We chose a credit mechanism, which is essentially a classic semaphore. A fixed number of shared memory slots are pre-allocated between upstream and downstream (say 10 slots, each 64MB), and the credit represents the number of currently available empty slots. Before writing data, the upstream acquires one credit; after writing, it sends a notification via ZMQ. Once the downstream finishes reading, it releases the credit, and the upstream can reuse that slot. When credits are exhausted, the upstream blocks — naturally forming backpressure. The pipeline's throughput automatically degrades to the speed of the slowest stage rather than blowing up memory. This is also why the downstream must consume as quickly as possible after receiving a notification: releasing credits lets the upstream keep pushing forward; otherwise, the entire pipeline stalls.
This approach looks simple at first glance, but it's worth comparing against several common alternatives:
Ring buffer — a fixed-size circular buffer maintaining read and write pointers, blocking when write catches up to read. However, our stages run on different GPUs, and cross-GPU tensor transfer goes through CUDA IPC. CUDA IPC is per-allocation: each slot is an independent cudaMalloc, corresponding to an independent IPC handle, and the downstream's mapped address is determined by the driver — slots are not contiguous in address space. The "single contiguous memory block" assumption that ring buffers rely on simply doesn't hold here. If you force it, you're just rotating a slot index with modulo, which is logically equivalent to credit counting but adds an unnecessary layer of abstraction.
Dynamic allocation — no pre-allocated fixed slots; malloc new memory each time and free it when done. Maximum flexibility, but in a shared memory context, cross-process shm allocation and deallocation is inherently heavy, and fragmentation accumulates relentlessly in long-running inference services. For a scenario where slot sizes are fixed and quantities are bounded, dynamic allocation is using a cannon to kill a mosquito.

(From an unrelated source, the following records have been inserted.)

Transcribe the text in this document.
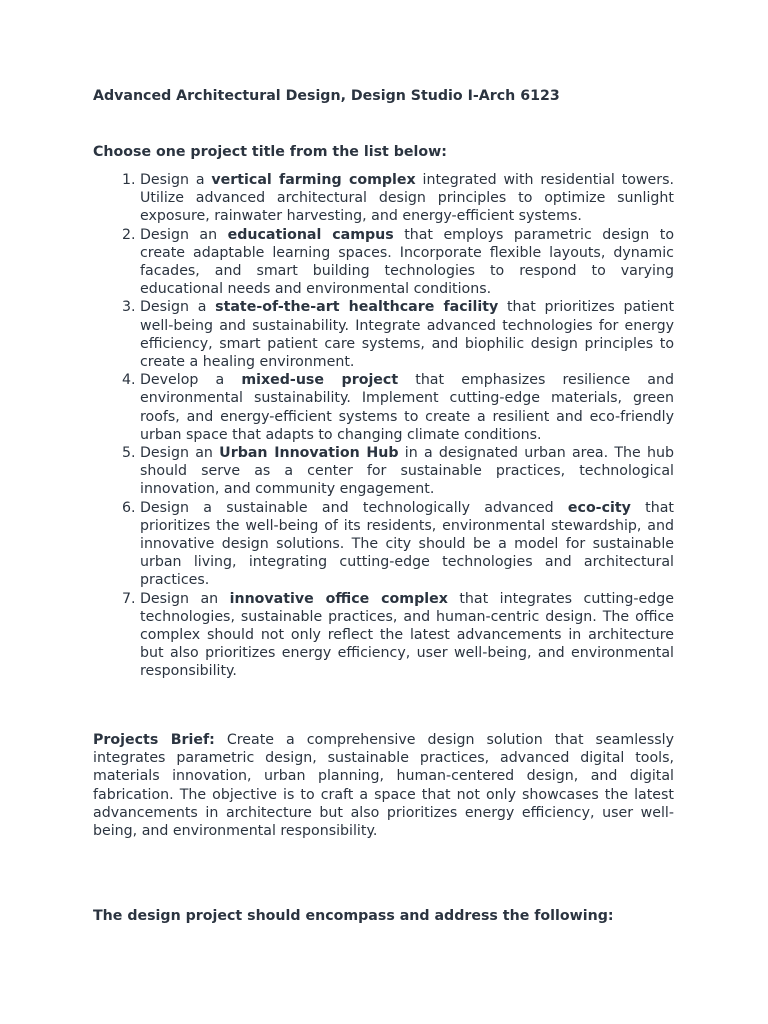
Advanced Architectural Design, Design Studio I-Arch 6123

Choose one project title from the list below:

1. Design a vertical farming complex integrated with residential towers. Utilize advanced architectural design principles to optimize sunlight exposure, rainwater harvesting, and energy-efficient systems.
2. Design an educational campus that employs parametric design to create adaptable learning spaces. Incorporate flexible layouts, dynamic facades, and smart building technologies to respond to varying educational needs and environmental conditions.
3. Design a state-of-the-art healthcare facility that prioritizes patient well-being and sustainability. Integrate advanced technologies for energy efficiency, smart patient care systems, and biophilic design principles to create a healing environment.
4. Develop a mixed-use project that emphasizes resilience and environmental sustainability. Implement cutting-edge materials, green roofs, and energy-efficient systems to create a resilient and eco-friendly urban space that adapts to changing climate conditions.
5. Design an Urban Innovation Hub in a designated urban area. The hub should serve as a center for sustainable practices, technological innovation, and community engagement.
6. Design a sustainable and technologically advanced eco-city that prioritizes the well-being of its residents, environmental stewardship, and innovative design solutions. The city should be a model for sustainable urban living, integrating cutting-edge technologies and architectural practices.
7. Design an innovative office complex that integrates cutting-edge technologies, sustainable practices, and human-centric design. The office complex should not only reflect the latest advancements in architecture but also prioritizes energy efficiency, user well-being, and environmental responsibility.

Projects Brief: Create a comprehensive design solution that seamlessly integrates parametric design, sustainable practices, advanced digital tools, materials innovation, urban planning, human-centered design, and digital fabrication. The objective is to craft a space that not only showcases the latest advancements in architecture but also prioritizes energy efficiency, user well-being, and environmental responsibility.

The design project should encompass and address the following:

Unbounded queue — unlimited capacity, upstream writes freely. Simplest to implement but provides zero flow control. If the downstream can't keep up, it's OOM. Unacceptable in production.
Drop without backpressure — when the upstream fills up, discard or overwrite. Works for real-time streaming media scenarios where dropping a few video frames goes unnoticed, but in an inference pipeline every token carries semantic meaning — dropping one means getting it wrong.
Comparing horizontally across these options, for the specific set of constraints we face — cross-process shared memory for large tensors, mismatched upstream/downstream speeds, and long-running operation — pre-allocated fixed slots semaphore counting is almost the most natural choice: zero fragmentation, bounded memory, built-in backpressure.
The more I work on systems design, the more I feel this: the hard part isn't coming up with a clever solution — it's recognizing, among a pile of solutions that all "seem to work," the one whose constraint alignment is the tightest. The credit mechanism is exactly this — at first glance it seems too textbook, but a textbook solution running stably in production means the problem was modeled correctly in the first place.